Can we start a separate email thread on this?


> geir
> geir
>> -kto
>>>> You must understand that "passing the TCK" doesn't necessarily mean 
>>>> "has acceptable performance, fidelity and stability".
>>> Oh, I understand that.  Of course, I'm still in the "getting the TCK" 
>>> phase...
>>> ;)
>>> geir
>>>> Thanks,
>>>>   Dmitri
>>>>>> It's valuable to the JDK product cycle for JDK builds to have 
>>>>>> early access
>>>>>> exposure so people can report bugs etc.  Sun started doing 
>>>>>> very-early-access
>>>>>> releases with JDK6 and the Peabody Project, and early exposure was 
>>>>>> a purpose
>>>>>> of the <project-name-never-to-be-spoken-again> Regressions Contest 
>>>>>> which I
>>>>>> ran in early 2006. (See my blog posting of Jan 30, 2006)  
>>>>>> I'm sure
>>>>>> you can understand the value, right?
>>>>>> There would also be value to the OpenJDK project for reference 
>>>>>> OpenJDK
>>>>>> builds to be available.  For example to help those like you who 
>>>>>> are involved
>>>>>> with packaging OpenJDK-derived builds.  Anybody could do those builds
>>>>>> couldn't they?
>>>>>> I don't think it's correct to say Sun is "pushing proprietary 
>>>>>> derivatives as
>>>>>> early access OpenJDK builds.." is it?  The name JDK7 is 
>>>>>> distinguished from
>>>>>> OpenJDK7, right?  Isn't it well known that they are approximately 
>>>>>> 96% the
>>>>>> same and that there are differences in specific areas?
>>>>> As an interested observer and fan of open and even Free(tm) Java, I 
>>>>> need to ask why would you want to have this differentiation?
>>>>> I can understand the need to provide source and/or binaries to 
>>>>> commercial partners and customers under licenses that aren't the 
>>>>> GPL, but given your right to relicense the whole thing, the same 
>>>>> code should be able to be offered under the GPL...
>>>>> geir
>>>>>> - David Herron
>>>>>> On Sat, May 30, 2009 at 12:31 PM, Mark Wielaard <mark at> 
>>>>>> wrote:
>>>>>>> On Fri, 2009-05-29 at 22:10 +0100, Andrew John Hughes wrote:
>>>>>>>> I agree wholeheartedly, but have to say I long ago ceased to be
>>>>>>>> surprised by Sun builds beinge proprietary.

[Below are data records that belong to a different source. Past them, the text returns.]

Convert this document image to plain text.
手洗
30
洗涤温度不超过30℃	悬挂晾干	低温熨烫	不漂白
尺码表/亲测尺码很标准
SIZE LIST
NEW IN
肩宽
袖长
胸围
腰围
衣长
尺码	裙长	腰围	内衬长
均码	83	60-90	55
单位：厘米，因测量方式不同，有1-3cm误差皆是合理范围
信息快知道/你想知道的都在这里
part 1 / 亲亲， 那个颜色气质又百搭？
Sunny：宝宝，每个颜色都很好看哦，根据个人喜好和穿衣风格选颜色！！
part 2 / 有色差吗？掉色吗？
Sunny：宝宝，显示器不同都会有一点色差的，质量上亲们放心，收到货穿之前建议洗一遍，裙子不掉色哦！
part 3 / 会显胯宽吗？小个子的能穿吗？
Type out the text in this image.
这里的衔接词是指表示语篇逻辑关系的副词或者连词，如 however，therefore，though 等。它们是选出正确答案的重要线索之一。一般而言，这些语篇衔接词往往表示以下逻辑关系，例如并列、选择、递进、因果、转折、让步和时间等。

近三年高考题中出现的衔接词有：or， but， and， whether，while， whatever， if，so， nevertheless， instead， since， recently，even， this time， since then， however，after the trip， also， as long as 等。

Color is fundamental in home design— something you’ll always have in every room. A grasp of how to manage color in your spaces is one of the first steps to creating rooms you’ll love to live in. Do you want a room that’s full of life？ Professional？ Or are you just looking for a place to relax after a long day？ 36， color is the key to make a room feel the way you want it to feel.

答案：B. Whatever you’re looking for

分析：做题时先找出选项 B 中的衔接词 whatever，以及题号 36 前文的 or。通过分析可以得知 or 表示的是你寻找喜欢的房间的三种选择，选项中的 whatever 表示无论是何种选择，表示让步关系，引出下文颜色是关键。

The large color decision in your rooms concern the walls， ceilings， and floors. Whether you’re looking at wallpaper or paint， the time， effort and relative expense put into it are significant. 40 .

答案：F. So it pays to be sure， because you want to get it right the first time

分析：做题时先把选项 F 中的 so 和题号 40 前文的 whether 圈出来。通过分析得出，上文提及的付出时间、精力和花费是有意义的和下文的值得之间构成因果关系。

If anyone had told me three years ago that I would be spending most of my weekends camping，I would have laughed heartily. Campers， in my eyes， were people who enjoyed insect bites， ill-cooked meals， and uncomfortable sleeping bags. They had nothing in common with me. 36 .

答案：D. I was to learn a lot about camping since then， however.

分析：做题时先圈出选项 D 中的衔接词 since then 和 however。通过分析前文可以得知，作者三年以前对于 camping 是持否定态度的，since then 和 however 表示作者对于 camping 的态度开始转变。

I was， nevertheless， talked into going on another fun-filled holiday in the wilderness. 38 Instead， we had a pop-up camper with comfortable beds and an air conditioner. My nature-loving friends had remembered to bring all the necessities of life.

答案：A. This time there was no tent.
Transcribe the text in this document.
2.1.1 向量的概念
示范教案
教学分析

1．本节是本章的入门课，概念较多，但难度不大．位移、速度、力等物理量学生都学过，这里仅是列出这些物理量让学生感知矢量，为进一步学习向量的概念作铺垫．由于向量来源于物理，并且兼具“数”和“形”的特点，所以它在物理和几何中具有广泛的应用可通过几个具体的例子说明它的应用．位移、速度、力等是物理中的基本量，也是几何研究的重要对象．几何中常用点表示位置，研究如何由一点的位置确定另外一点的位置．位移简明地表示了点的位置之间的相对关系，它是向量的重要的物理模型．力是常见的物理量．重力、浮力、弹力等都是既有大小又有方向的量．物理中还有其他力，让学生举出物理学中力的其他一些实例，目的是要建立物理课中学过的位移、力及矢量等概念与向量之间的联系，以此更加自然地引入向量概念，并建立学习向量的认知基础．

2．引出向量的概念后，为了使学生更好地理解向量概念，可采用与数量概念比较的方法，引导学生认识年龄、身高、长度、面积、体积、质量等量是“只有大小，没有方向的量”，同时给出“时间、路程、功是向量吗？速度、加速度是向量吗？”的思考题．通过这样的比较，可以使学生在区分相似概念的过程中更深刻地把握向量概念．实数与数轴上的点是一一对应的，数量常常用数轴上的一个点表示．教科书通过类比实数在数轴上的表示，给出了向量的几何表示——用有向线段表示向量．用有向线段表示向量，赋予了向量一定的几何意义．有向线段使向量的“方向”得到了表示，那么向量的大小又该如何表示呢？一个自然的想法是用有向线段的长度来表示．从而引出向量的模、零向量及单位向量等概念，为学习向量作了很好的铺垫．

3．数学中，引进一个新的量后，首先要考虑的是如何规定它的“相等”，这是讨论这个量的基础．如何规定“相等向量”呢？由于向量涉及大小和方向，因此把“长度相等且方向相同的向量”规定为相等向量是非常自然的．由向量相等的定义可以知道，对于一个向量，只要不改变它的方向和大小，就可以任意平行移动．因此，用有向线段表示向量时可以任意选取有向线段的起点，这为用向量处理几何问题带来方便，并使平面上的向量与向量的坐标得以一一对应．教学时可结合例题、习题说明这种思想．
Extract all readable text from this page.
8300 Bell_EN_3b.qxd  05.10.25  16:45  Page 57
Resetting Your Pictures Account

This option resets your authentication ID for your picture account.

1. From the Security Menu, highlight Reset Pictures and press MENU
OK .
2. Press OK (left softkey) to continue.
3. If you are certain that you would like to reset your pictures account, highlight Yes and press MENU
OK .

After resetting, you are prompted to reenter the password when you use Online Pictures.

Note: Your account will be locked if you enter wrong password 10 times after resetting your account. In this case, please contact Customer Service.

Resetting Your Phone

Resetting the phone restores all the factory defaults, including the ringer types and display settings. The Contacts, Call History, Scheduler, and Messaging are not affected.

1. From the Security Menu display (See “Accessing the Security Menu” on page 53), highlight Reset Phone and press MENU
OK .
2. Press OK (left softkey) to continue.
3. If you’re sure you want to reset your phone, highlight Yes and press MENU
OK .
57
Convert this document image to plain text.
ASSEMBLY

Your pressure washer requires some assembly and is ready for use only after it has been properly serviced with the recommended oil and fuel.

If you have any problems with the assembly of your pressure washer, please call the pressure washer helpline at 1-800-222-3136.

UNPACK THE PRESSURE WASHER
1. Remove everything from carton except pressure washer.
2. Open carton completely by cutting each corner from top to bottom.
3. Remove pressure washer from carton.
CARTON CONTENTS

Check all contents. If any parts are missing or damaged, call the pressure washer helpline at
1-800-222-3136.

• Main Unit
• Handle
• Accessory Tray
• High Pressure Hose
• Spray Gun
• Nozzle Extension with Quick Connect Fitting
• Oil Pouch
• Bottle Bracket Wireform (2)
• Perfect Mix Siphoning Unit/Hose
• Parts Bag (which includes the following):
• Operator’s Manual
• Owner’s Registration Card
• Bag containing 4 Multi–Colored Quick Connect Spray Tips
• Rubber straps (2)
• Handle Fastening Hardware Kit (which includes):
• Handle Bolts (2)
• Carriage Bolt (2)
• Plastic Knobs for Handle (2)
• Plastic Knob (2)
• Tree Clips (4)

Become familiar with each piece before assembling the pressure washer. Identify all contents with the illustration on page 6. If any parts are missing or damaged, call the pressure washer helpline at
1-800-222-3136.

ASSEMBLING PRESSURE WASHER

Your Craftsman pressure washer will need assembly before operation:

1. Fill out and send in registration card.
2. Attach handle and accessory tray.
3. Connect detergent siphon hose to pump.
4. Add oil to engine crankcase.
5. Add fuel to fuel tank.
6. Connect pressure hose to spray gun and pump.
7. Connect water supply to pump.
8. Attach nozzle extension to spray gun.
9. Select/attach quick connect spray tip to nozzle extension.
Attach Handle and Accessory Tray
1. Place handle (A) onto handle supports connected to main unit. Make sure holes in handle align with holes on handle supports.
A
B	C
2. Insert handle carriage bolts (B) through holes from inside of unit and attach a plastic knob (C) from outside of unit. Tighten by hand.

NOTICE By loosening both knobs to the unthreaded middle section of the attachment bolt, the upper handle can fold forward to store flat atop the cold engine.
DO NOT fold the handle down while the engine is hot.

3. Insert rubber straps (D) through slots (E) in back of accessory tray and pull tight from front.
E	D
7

Sadly the converse is
>>>>>>>> true; I'd be surprised by a Sun build released under the same 
>>>>>>>> terms as
>>>>>>>> our IcedTea builds.
>>>>>>> And that is indeed what is sad about this. That it seems OpenJDK 
>>>>>>> builds
>>>>>>> are actually Sun builds, and by extension such things are 
>>>>>>> proprietary.
>>>>>>> And that is what I object to. OpenJDK builds should be just that,
>>>>>>> OpenJDK builds distributed under the (GPL) terms everybody in our
>>>>>>> community adheres to.
>>>>>>> If a project wants to publish "early access" builds then they really
>>>>>>> should if they feel people would like to play with the bits. But 
>>>>>>> such
>>>>>>> builds should follow the standard OpenJDK project rules
>>>>>>> ( that everybody else also uses.
>>>>>>> Going to Sun legal and requesting alternative proprietary terms 
>>>>>>> and then
>>>>>>> publishing the code and binaries under non-free software licenses is
>>>>>>> just bad for creating a community. It is bad enough that the 
>>>>>>> current SCA
>>>>>>> rules around OpenJDK assign all rights to one commercial party, 
>>>>>>> Sun. But
>>>>>>> projects then abusing those rights by pushing proprietary 
>>>>>>> derivatives as
>>>>>>> early access OpenJDK project builds undermines the whole 
>>>>>>> community of
>>>>>>> equals.
>>>>>>> You are right that we have IcedTea to fix that. If you get your 
>>>>>>> packages
>>>>>>> through IcedTea (derivatives) you are guaranteed that it truly is 
>>>>>>> Free
>>>>>>> Software. But wouldn't it be better if we could say that about 
>>>>>>> OpenJDK
>>>>>>> itself? Wouldn't that make the community stronger?